Primera, que las fallas de los programas (fugas de memoria, errores, inconsistencias, etcétera) se hayan subsanado. Segunda, que se hayan corregido las vulnerabilidades que se conozcan hasta el momento.

Las vulnerabilidades no son una excepción. Son la regla, y todo el software expone vulnerabilidades todo el tiempo. Este mes se supo que Microsoft corrigió en noviembre un error que le valió a sus descubridores un premio de 50.000 dólares por parte de la compañía. Así que no estamos hablando de tonterías. El error le permitía a los piratas acceder a cualquier cuenta de Microsoft. Sobre fallas como esta recibo información todos las semanas del año y de todas las compañías de software que existen.

¿Pero cuál anda mejor?

Venimos intentando responder esta pregunta desde el inicio de los tiempos, y es complicado. Con un añadido: a medida que la web se volvió más potente, más difícil se ha vuelto establecer cuál es el mejor navegador de todos. Aparte de que los análisis nos dejan un poco desconcertados, cada uno tiene su favorito y las discusiones son más bizantinas que en la mismísima Bizancio. Así que cortemos por lo sano. Como ocurre con los vinos, el mejor navegador es el que más te gusta a vos.

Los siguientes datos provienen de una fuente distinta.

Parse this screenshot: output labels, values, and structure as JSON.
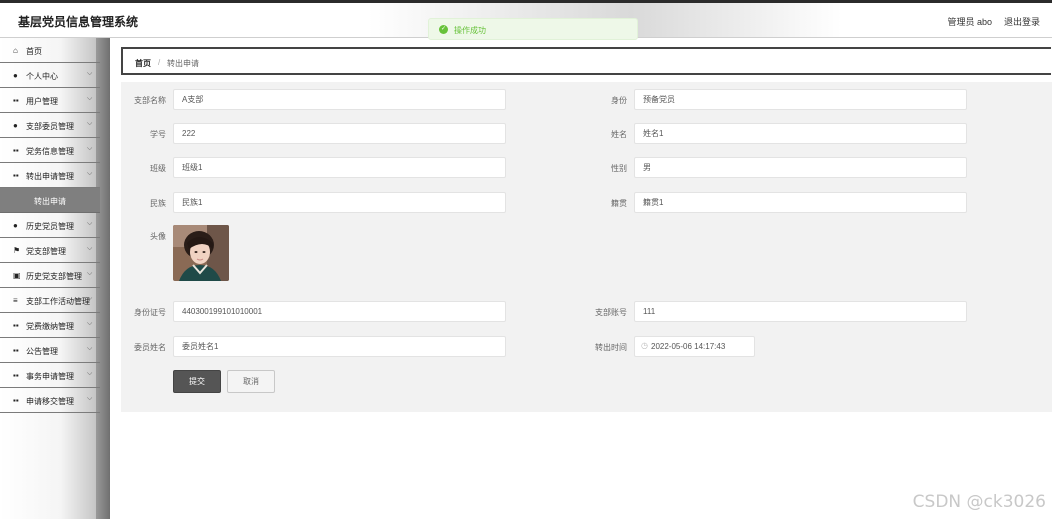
{
  "header": {
    "title": "基层党员信息管理系统",
    "user": "管理员 abo",
    "logout": "退出登录"
  },
  "toast": {
    "message": "操作成功"
  },
  "sidebar": {
    "items": [
      {
        "label": "首页",
        "icon": "home-icon",
        "glyph": "⌂",
        "chevron": false
      },
      {
        "label": "个人中心",
        "icon": "user-icon",
        "glyph": "●",
        "chevron": true
      },
      {
        "label": "用户管理",
        "icon": "grid-icon",
        "glyph": "▪▪",
        "chevron": true
      },
      {
        "label": "支部委员管理",
        "icon": "user-icon",
        "glyph": "●",
        "chevron": true
      },
      {
        "label": "党务信息管理",
        "icon": "grid-icon",
        "glyph": "▪▪",
        "chevron": true
      },
      {
        "label": "转出申请管理",
        "icon": "grid-icon",
        "glyph": "▪▪",
        "chevron": true
      },
      {
        "label": "历史党员管理",
        "icon": "user-icon",
        "glyph": "●",
        "chevron": true
      },
      {
        "label": "党支部管理",
        "icon": "flag-icon",
        "glyph": "⚑",
        "chevron": true
      },
      {
        "label": "历史党支部管理",
        "icon": "archive-icon",
        "glyph": "▣",
        "chevron": true
      },
      {
        "label": "支部工作活动管理",
        "icon": "list-icon",
        "glyph": "≡",
        "chevron": true
      },
      {
        "label": "党费缴纳管理",
        "icon": "grid-icon",
        "glyph": "▪▪",
        "chevron": true
      },
      {
        "label": "公告管理",
        "icon": "grid-icon",
        "glyph": "▪▪",
        "chevron": true
      },
      {
        "label": "事务申请管理",
        "icon": "grid-icon",
        "glyph": "▪▪",
        "chevron": true
      },
      {
        "label": "申请移交管理",
        "icon": "grid-icon",
        "glyph": "▪▪",
        "chevron": true
      }
    ],
    "active_sub": "转出申请"
  },
  "breadcrumb": {
    "home": "首页",
    "separator": "/",
    "current": "转出申请"
  },
  "form": {
    "branch_name": {
      "label": "支部名称",
      "value": "A支部"
    },
    "identity": {
      "label": "身份",
      "value": "预备党员"
    },
    "student_no": {
      "label": "学号",
      "value": "222"
    },
    "name": {
      "label": "姓名",
      "value": "姓名1"
    },
    "class": {
      "label": "班级",
      "value": "班级1"
    },
    "gender": {
      "label": "性别",
      "value": "男"
    },
    "ethnicity": {
      "label": "民族",
      "value": "民族1"
    },
    "native_place": {
      "label": "籍贯",
      "value": "籍贯1"
    },
    "avatar": {
      "label": "头像"
    },
    "id_card": {
      "label": "身份证号",
      "value": "440300199101010001"
    },
    "branch_account": {
      "label": "支部账号",
      "value": "111"
    },
    "committee_name": {
      "label": "委员姓名",
      "value": "委员姓名1"
    },
    "transfer_time": {
      "label": "转出时间",
      "value": "2022-05-06 14:17:43"
    },
    "submit": "提交",
    "cancel": "取消"
  },
  "watermark": "CSDN @ck3026"
}
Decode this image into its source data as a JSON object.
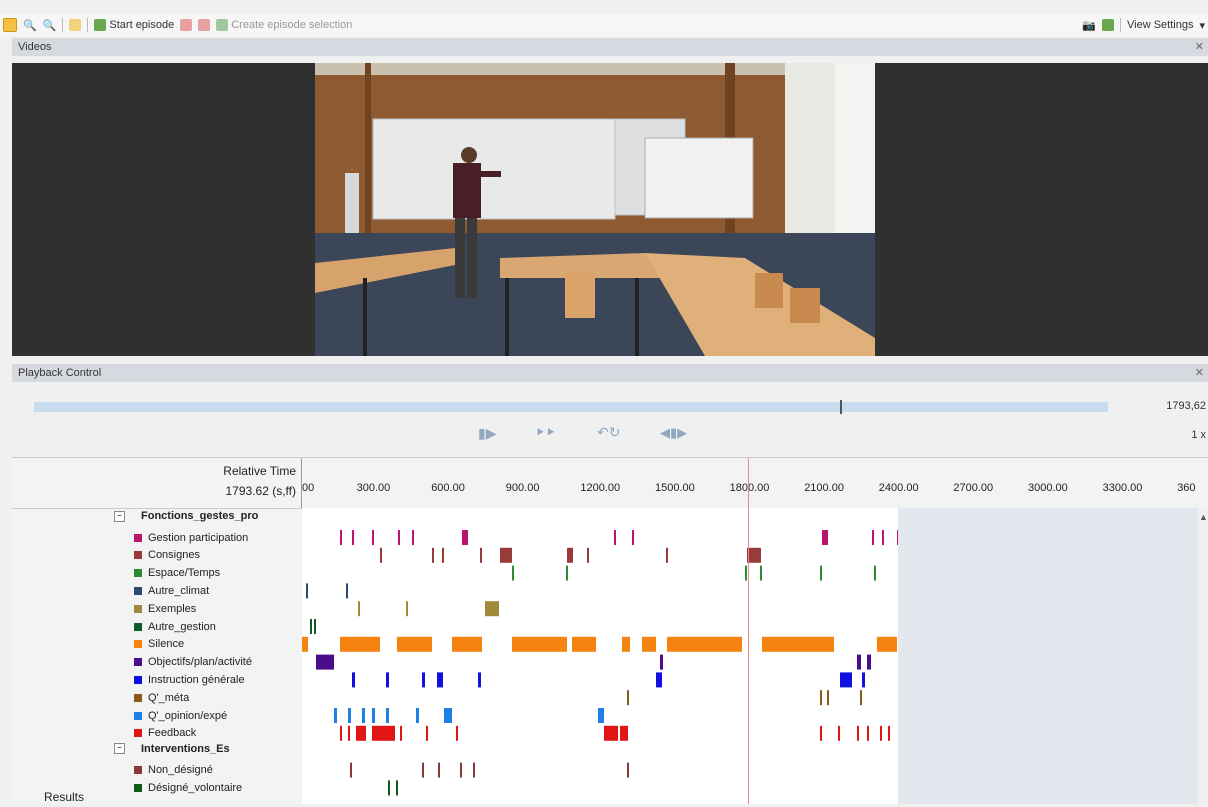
{
  "toolbar": {
    "start_episode": "Start episode",
    "create_selection": "Create episode selection",
    "view_settings": "View Settings"
  },
  "videos_panel": {
    "title": "Videos"
  },
  "playback": {
    "title": "Playback Control",
    "time": "1793,62",
    "speed": "1 x",
    "position_fraction": 0.75
  },
  "timeline": {
    "relative_time_label": "Relative Time",
    "current_time": "1793.62 (s,ff)",
    "current_value": 1793.62,
    "ticks": [
      "00",
      "300.00",
      "600.00",
      "900.00",
      "1200.00",
      "1500.00",
      "1800.00",
      "2100.00",
      "2400.00",
      "2700.00",
      "3000.00",
      "3300.00",
      "360"
    ],
    "results_label": "Results"
  },
  "groups": [
    {
      "name": "Fonctions_gestes_pro",
      "items": [
        {
          "label": "Gestion participation",
          "color": "#b8156f"
        },
        {
          "label": "Consignes",
          "color": "#9a3b3b"
        },
        {
          "label": "Espace/Temps",
          "color": "#2e8b2e"
        },
        {
          "label": "Autre_climat",
          "color": "#2d4a6b"
        },
        {
          "label": "Exemples",
          "color": "#a08a3a"
        },
        {
          "label": "Autre_gestion",
          "color": "#0e5a2a"
        },
        {
          "label": "Silence",
          "color": "#f58310"
        },
        {
          "label": "Objectifs/plan/activité",
          "color": "#4b0d8c"
        },
        {
          "label": "Instruction générale",
          "color": "#1010e0"
        },
        {
          "label": "Q'_méta",
          "color": "#8a5a1a"
        },
        {
          "label": "Q'_opinion/expé",
          "color": "#1e7fe6"
        },
        {
          "label": "Feedback",
          "color": "#e21515"
        }
      ]
    },
    {
      "name": "Interventions_Es",
      "items": [
        {
          "label": "Non_désigné",
          "color": "#8b3a3a"
        },
        {
          "label": "Désigné_volontaire",
          "color": "#0e5a1a"
        }
      ]
    }
  ]
}
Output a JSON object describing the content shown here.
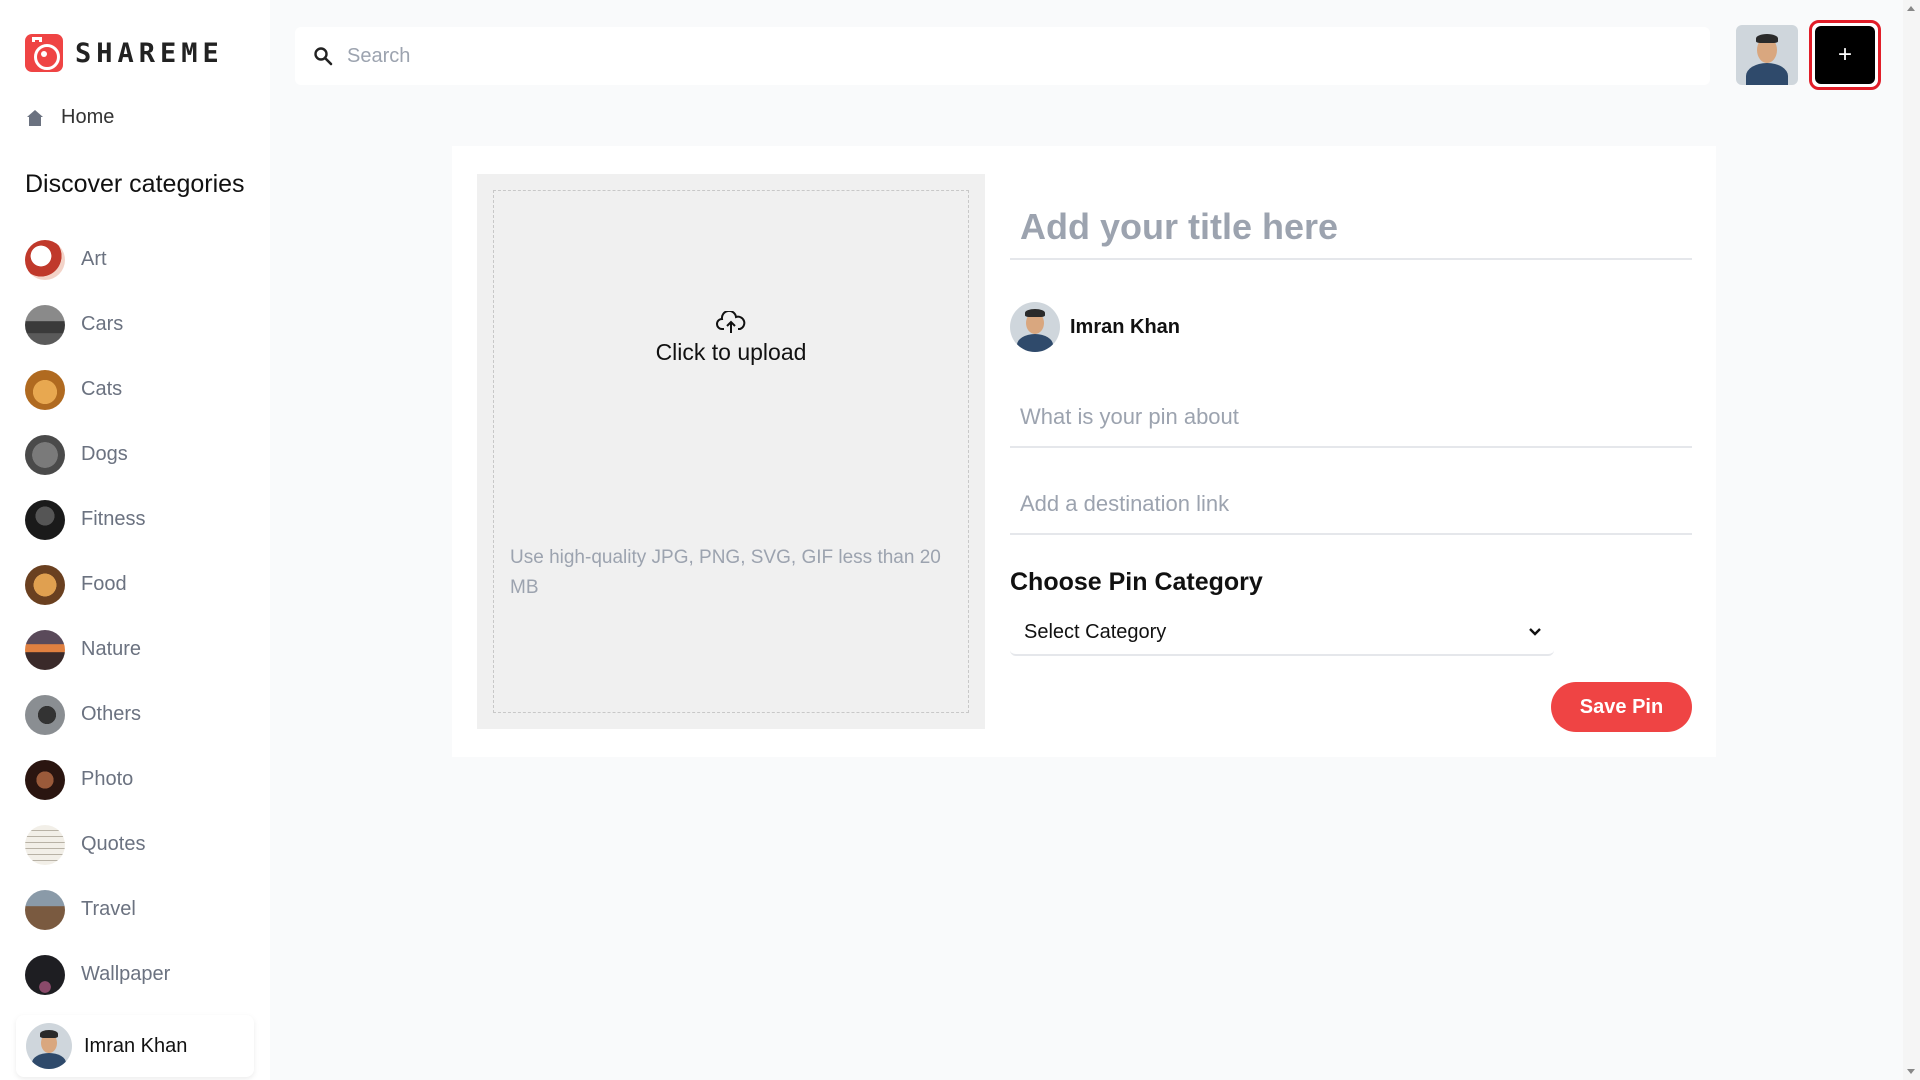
{
  "app": {
    "logo_text": "SHAREME",
    "brand_color": "#ef4444"
  },
  "sidebar": {
    "home_label": "Home",
    "discover_heading": "Discover categories",
    "categories": [
      {
        "label": "Art",
        "thumb_color": "#c0392b"
      },
      {
        "label": "Cars",
        "thumb_color": "#4a4a4a"
      },
      {
        "label": "Cats",
        "thumb_color": "#c98a3a"
      },
      {
        "label": "Dogs",
        "thumb_color": "#6b6b6b"
      },
      {
        "label": "Fitness",
        "thumb_color": "#2b2b2b"
      },
      {
        "label": "Food",
        "thumb_color": "#a8692e"
      },
      {
        "label": "Nature",
        "thumb_color": "#c4663a"
      },
      {
        "label": "Others",
        "thumb_color": "#555a5e"
      },
      {
        "label": "Photo",
        "thumb_color": "#5a2f1e"
      },
      {
        "label": "Quotes",
        "thumb_color": "#e8e4da"
      },
      {
        "label": "Travel",
        "thumb_color": "#7a6a5a"
      },
      {
        "label": "Wallpaper",
        "thumb_color": "#2f2f35"
      }
    ],
    "profile_name": "Imran Khan"
  },
  "topbar": {
    "search_placeholder": "Search",
    "add_button_label": "+"
  },
  "form": {
    "upload_prompt": "Click to upload",
    "upload_hint": "Use high-quality JPG, PNG, SVG, GIF less than 20 MB",
    "title_placeholder": "Add your title here",
    "author_name": "Imran Khan",
    "about_placeholder": "What is your pin about",
    "destination_placeholder": "Add a destination link",
    "category_heading": "Choose Pin Category",
    "category_selected": "Select Category",
    "save_label": "Save Pin"
  }
}
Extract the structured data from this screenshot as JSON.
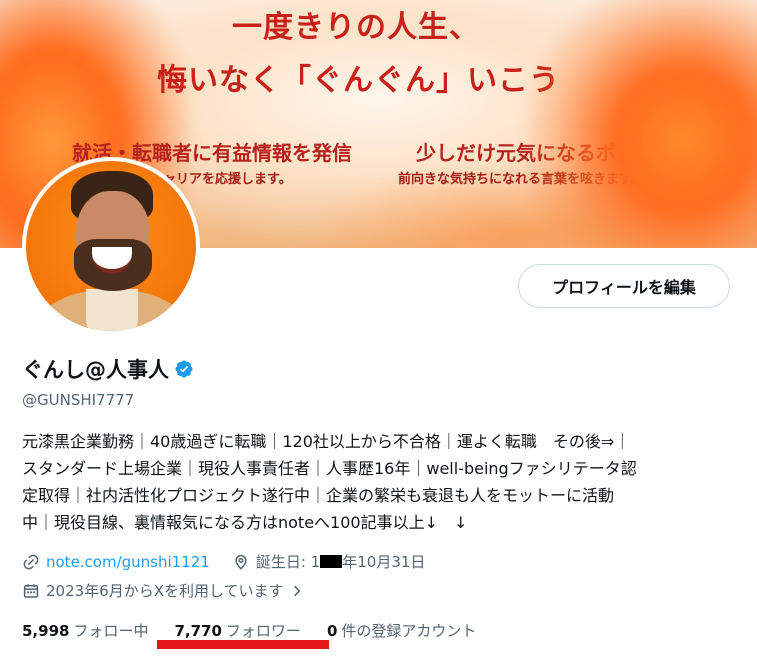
{
  "banner": {
    "headline_line1": "一度きりの人生、",
    "headline_line2": "悔いなく「ぐんぐん」いこう",
    "left_title": "就活・転職者に有益情報を発信",
    "left_desc": "キャリアを応援します。",
    "right_title": "少しだけ元気になるポスト",
    "right_desc": "前向きな気持ちになれる言葉を呟きます。"
  },
  "profile": {
    "edit_button": "プロフィールを編集",
    "display_name": "ぐんし@人事人",
    "handle": "@GUNSHI7777",
    "bio_lines": [
      "元漆黒企業勤務｜40歳過ぎに転職｜120社以上から不合格｜運よく転職　その後⇒｜",
      "スタンダード上場企業｜現役人事責任者｜人事歴16年｜well-beingファシリテータ認",
      "定取得｜社内活性化プロジェクト遂行中｜企業の繁栄も衰退も人をモットーに活動",
      "中｜現役目線、裏情報気になる方はnoteへ100記事以上↓　↓"
    ],
    "link_text": "note.com/gunshi1121",
    "birthday_prefix": "誕生日: 1",
    "birthday_suffix": "年10月31日",
    "joined": "2023年6月からXを利用しています"
  },
  "stats": {
    "following_count": "5,998",
    "following_label": "フォロー中",
    "followers_count": "7,770",
    "followers_label": "フォロワー",
    "subscribed_count": "0",
    "subscribed_label": "件の登録アカウント"
  },
  "colors": {
    "accent": "#1d9bf0",
    "banner_title": "#c8201a",
    "highlight": "#e3161a",
    "secondary_text": "#536471"
  },
  "icons": [
    "verified-badge-icon",
    "link-icon",
    "location-pin-icon",
    "calendar-icon",
    "chevron-right-icon"
  ]
}
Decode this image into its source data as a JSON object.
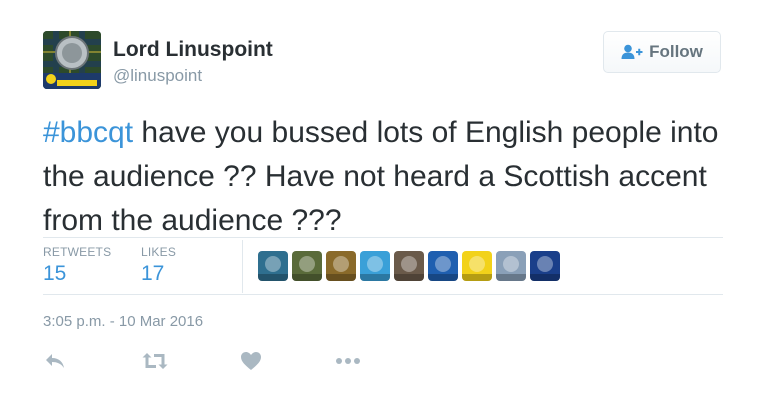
{
  "user": {
    "display_name": "Lord Linuspoint",
    "handle": "@linuspoint",
    "avatar_caption": "Working for Scotland"
  },
  "follow": {
    "label": "Follow"
  },
  "tweet": {
    "hashtag": "#bbcqt",
    "text_rest": " have you bussed lots of English people into the audience ?? Have not heard a Scottish accent from the audience ???"
  },
  "stats": {
    "retweets_label": "RETWEETS",
    "retweets_value": "15",
    "likes_label": "LIKES",
    "likes_value": "17"
  },
  "likers": [
    {
      "icon": "avatar-ornament",
      "color": "#2f6f8f"
    },
    {
      "icon": "avatar-photo",
      "color": "#5a6b3a"
    },
    {
      "icon": "avatar-badge",
      "color": "#8a6a2a"
    },
    {
      "icon": "avatar-kate-forbes",
      "color": "#3aa0d8"
    },
    {
      "icon": "avatar-building",
      "color": "#6a5a4a"
    },
    {
      "icon": "avatar-saltire",
      "color": "#1f5fb0"
    },
    {
      "icon": "avatar-snp",
      "color": "#f2d21a"
    },
    {
      "icon": "avatar-snp-flag",
      "color": "#8aa0b8"
    },
    {
      "icon": "avatar-n-snp",
      "color": "#1a3f8a"
    }
  ],
  "timestamp": "3:05 p.m. - 10 Mar 2016",
  "colors": {
    "link": "#3b94d9",
    "muted": "#8899a6",
    "text": "#292f33",
    "divider": "#e1e8ed",
    "icon": "#aab8c2"
  }
}
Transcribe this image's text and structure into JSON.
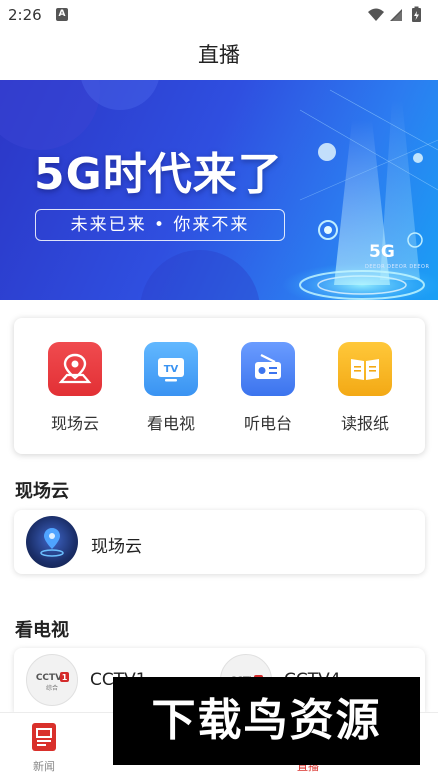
{
  "status_bar": {
    "time": "2:26",
    "notification_icon": "A"
  },
  "header": {
    "title": "直播"
  },
  "banner": {
    "headline": "5G时代来了",
    "subline": "未来已来 • 你来不来",
    "badge": "5G",
    "fine_print": "DEEOR DEEOR DEEOR"
  },
  "categories": [
    {
      "label": "现场云",
      "icon": "location-map-icon",
      "color": "#e8333a"
    },
    {
      "label": "看电视",
      "icon": "tv-icon",
      "color": "#3d9ff5"
    },
    {
      "label": "听电台",
      "icon": "radio-icon",
      "color": "#4a86f0"
    },
    {
      "label": "读报纸",
      "icon": "newspaper-icon",
      "color": "#f5b61e"
    }
  ],
  "sections": {
    "live_cloud": {
      "title": "现场云",
      "items": [
        {
          "label": "现场云"
        }
      ]
    },
    "tv": {
      "title": "看电视",
      "items": [
        {
          "label": "CCTV1",
          "logo_text": "CCTV1 综合"
        },
        {
          "label": "CCTV4",
          "logo_text": "CCTV4"
        }
      ]
    }
  },
  "tab_bar": {
    "tabs": [
      {
        "label": "新闻",
        "icon": "news-icon",
        "active": false
      },
      {
        "label": "",
        "icon": "",
        "active": false
      },
      {
        "label": "",
        "icon": "",
        "active": false
      },
      {
        "label": "直播",
        "icon": "live-icon",
        "active": true
      },
      {
        "label": "",
        "icon": "",
        "active": false
      }
    ]
  },
  "watermark": {
    "text": "下载鸟资源"
  },
  "colors": {
    "accent_red": "#d9302b",
    "banner_blue": "#2f4fe0"
  }
}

En términos de lo que tratamos aquí, no hay grandes diferencias. Uso a diario Chrome y Firefox, y no hay disparidades sustanciales. Por añadidura, los navegadores evolucionan y ofrecen nuevas funciones todo el tiempo.

Las diferencias se dan más en el nivel de la privacidad. Chrome le pertenece a Google; Edge, a Microsoft; Safari, a Apple. Falta que saque un navegador Facebook, y estamos todos. El único que sigue perteneciendo a una organización sin fines de lucro y se ocupa activamente de proteger la privacidad es Firefox; sin embargo, hoy está lejos de ser el más popular: solo entre el 7 y el 8% de los usuarios lo emplea, según diferentes estadísticas. Esto lo coloca en el tercer o cuarto lugar en notebooks y PC (detrás de Safari y Edge). Así que tal vez la última guerra de los browsers haya tenido como principal víctima a la privacidad.